El primer contacto con el agua helada, cuando se zambulló, despejó un poco la bruma del alcohol. Desgraciadamente fue lo justo para entrar en pánico al darse cuenta de que no estaba en condiciones para hacerle frente al mar ebrio y en medio de una noche cerrada. 

Frenético, no se le ocurrió nada mejor que abrir la boca para gritar y pedir ayuda, pero en lugar de emitir sonido alguno, el agua salada entró a borbotones por su boca, su nariz y  su gartanta. 

Directa a sus pulmones. 

Y la marea, que le había llevado una y otra vez a la orilla de Little Ross, le apartó con saña de la costa. 

Un último resquicio de lucidez, le indicó que debía intentar dejar de pelear. Conservar las fuerzas, intentar flotar. Algo. 

Al dejarse ir, el mar le empujó de nuevo, pero en lugar de hacer lo suavidad, le llevó con fuerza hasta un saliente de la roca. Aún debajo del agua pudo sentir el borde afilado de la piedra clavarse en su espalda. 

Tenía claro que nadie vendría a buscarlo. Les había pedido a sus amigos que le dejasen tranquilo para lamer sus heridas. 

Y él, que había vivido los últimos años poniendo la razón por encima de las emociones, se había dejado llevar por su rabia en el momento más inoportuno. 

Podía sentir arder el trozo de piel de su espalda donde la herida estaba sangrando. 

Tenía que concentrarse. Cerró los ojos y decidió contar hasta diez para recuperar la calma. 
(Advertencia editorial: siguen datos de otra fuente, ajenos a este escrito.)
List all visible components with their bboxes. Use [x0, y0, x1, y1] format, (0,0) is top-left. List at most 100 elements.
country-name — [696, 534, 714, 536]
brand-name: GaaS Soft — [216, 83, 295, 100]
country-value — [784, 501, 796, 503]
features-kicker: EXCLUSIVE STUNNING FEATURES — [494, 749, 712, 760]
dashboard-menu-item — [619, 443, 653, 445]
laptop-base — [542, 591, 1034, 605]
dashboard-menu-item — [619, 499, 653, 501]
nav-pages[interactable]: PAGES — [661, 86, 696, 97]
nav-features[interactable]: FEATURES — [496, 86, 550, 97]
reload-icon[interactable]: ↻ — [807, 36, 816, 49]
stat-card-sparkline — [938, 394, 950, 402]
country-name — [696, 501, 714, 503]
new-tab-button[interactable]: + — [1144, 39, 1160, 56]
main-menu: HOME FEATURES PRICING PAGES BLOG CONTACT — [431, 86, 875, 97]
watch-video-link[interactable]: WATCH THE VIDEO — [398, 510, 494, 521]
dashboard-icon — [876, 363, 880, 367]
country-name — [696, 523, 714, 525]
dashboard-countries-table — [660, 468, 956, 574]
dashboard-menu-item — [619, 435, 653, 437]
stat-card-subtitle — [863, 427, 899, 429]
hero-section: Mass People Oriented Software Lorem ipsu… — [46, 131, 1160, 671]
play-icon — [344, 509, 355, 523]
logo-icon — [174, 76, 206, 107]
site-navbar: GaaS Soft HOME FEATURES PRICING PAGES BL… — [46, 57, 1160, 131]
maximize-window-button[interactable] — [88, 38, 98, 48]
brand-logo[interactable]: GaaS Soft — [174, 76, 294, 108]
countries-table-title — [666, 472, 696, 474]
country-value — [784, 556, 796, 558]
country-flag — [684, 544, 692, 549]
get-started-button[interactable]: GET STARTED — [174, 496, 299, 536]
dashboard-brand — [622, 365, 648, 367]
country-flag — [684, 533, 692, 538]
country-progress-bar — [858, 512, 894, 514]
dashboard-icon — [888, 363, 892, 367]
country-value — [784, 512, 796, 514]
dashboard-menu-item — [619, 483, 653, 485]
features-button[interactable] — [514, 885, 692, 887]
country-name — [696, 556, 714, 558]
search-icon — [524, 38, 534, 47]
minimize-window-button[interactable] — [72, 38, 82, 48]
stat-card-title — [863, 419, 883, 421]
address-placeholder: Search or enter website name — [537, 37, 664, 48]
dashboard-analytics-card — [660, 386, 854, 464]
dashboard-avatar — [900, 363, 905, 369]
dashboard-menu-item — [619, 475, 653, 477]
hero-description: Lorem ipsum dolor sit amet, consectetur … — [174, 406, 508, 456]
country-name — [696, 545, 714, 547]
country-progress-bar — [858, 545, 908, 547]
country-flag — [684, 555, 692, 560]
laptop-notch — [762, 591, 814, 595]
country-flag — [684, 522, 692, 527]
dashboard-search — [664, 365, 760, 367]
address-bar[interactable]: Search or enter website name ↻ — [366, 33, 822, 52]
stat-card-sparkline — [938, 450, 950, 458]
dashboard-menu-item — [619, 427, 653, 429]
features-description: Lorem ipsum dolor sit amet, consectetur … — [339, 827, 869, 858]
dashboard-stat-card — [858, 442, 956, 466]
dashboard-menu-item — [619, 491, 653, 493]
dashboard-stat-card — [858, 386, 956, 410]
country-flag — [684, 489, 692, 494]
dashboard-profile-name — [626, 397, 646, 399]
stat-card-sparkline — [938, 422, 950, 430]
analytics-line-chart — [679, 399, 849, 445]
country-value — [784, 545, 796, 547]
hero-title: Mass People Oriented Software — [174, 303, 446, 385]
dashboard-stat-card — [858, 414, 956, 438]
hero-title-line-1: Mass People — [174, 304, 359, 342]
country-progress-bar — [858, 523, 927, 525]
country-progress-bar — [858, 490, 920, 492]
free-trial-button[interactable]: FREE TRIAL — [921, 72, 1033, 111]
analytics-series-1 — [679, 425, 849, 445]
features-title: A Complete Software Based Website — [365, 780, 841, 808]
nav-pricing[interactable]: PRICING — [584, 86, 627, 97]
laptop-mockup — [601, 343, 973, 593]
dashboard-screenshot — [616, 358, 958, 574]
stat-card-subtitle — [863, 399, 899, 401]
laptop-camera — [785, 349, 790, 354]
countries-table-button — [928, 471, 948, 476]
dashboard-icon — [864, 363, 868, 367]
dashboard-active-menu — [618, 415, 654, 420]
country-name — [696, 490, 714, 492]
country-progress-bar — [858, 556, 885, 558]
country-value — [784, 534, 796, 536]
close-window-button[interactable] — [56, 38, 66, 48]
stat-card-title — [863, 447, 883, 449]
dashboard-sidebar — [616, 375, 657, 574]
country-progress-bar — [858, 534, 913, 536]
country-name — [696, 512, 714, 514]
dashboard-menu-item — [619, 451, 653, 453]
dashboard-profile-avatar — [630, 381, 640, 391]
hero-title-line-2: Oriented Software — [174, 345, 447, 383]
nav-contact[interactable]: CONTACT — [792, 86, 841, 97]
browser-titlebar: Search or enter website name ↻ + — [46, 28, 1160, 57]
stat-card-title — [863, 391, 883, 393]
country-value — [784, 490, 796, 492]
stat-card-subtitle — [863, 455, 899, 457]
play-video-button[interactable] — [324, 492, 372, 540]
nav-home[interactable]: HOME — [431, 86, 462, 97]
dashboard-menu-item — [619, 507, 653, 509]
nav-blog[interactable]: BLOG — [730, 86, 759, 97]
Quizás mejor hasta cinco. Después de todo cada segundo que pasaba sin respirar empeoraba las cosas. 

Uno. 

Viajo hasta la playa a la que sus padres les llevaban de niños. María le sacaba la lengua subida a una roca.

Dos. 

Fuergo. Garcés y los otros, le jaleaban para que saltase una de las hogueras de San Xoan en Riazor. 

Tres. 

Frío. El agua que lamía las rocas en el río helado en Candeleda. Aitana y él calientes bajo la corriente. 

Cuatro. 

Ruido. Aplausos y gente coreando sus canciones, luces por la platea y globos flotando. 

Cinco. 

Su isla. Su refugio, que ahora le rechazaba. 

Y sobre ella el faro. El fuego crepitando en la sala de composición y arrancando destellos de un vaso de whisky. 

Aitana sentanda frente a su mural escuchando la música del vinilo. Aitana gimiendo su nombre desnuda contra la pared de piedra. 

Paz. 

Era tan tentador dejarse llevar. Refugiarse en esos recuerdos y dejar de pelear. 

Pero no podía acabar así. Solo y borracho en el mar. Un nota al pie de página en la sección de sucesos. Un comentario breve en una revista del corazón. 

No debía. 

No había peleado cinco años atrás cuando le habían arrebatado todo. No podía perderlo por su propia mano. Por su propia estupidez.

Un poco más calmado buscó a ciegas un saliente el mar revuelto. Un corte en el brazo se unió a la colección de heridas de las que tendría que preocuparse si llegaba a salir del agua.